Adversarial Robustness in Distributed Quantum Machine Learning

TL;DR

This paper reviews how distributing quantum machine learning models affects their robustness against adversarial attacks, comparing different paradigms like federated learning and circuit distribution methods.

Contribution

It provides a comprehensive comparison of distribution methods in quantum machine learning and summarizes current approaches to their adversarial robustness.

Findings

Distributed QML can alter vulnerability to attacks

Federated learning impacts robustness similarly to classical models

Quantum-specific distribution methods have unique robustness challenges

Abstract

Studying adversarial robustness of quantum machine learning (QML) models is essential in order to understand their potential advantages over classical models and build trustworthy systems. Distributing QML models allows leveraging multiple quantum processors to overcome the limitations of individual devices and build scalable systems. However, this distribution can affect their adversarial robustness, potentially making them more vulnerable to new attacks.
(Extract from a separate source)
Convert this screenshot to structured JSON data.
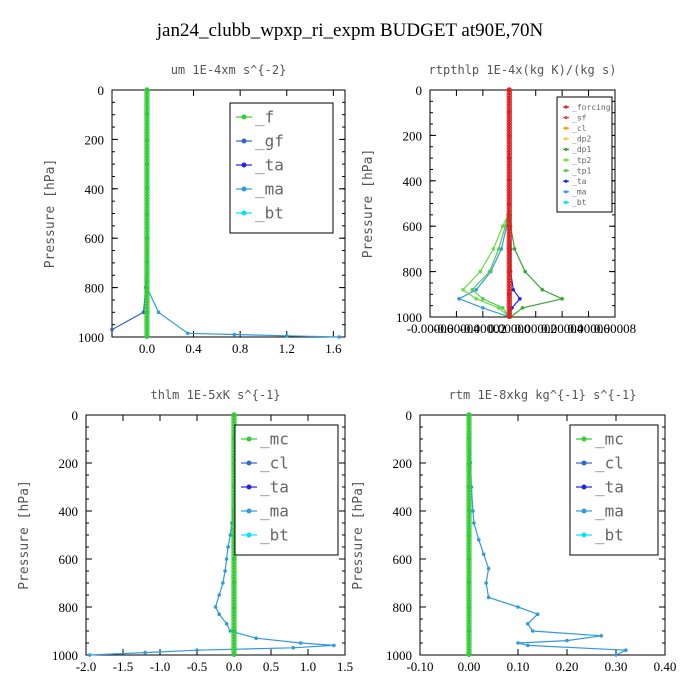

Key paradigms in distributed QML include federated learning, which, similar to classical models, involves training a shared model on local data and sending only the model updates, as well as circuit distribution methods inherent to quantum computing, such as circuit cutting and teleportation-based techniques. These quantum-specific methods enable the distributed execution of quantum circuits across multiple devices. This work reviews the differences between these distribution methods, summarizes existing approaches on the adversarial robustness of QML models when distributed using each paradigm, and discusses open questions in this area.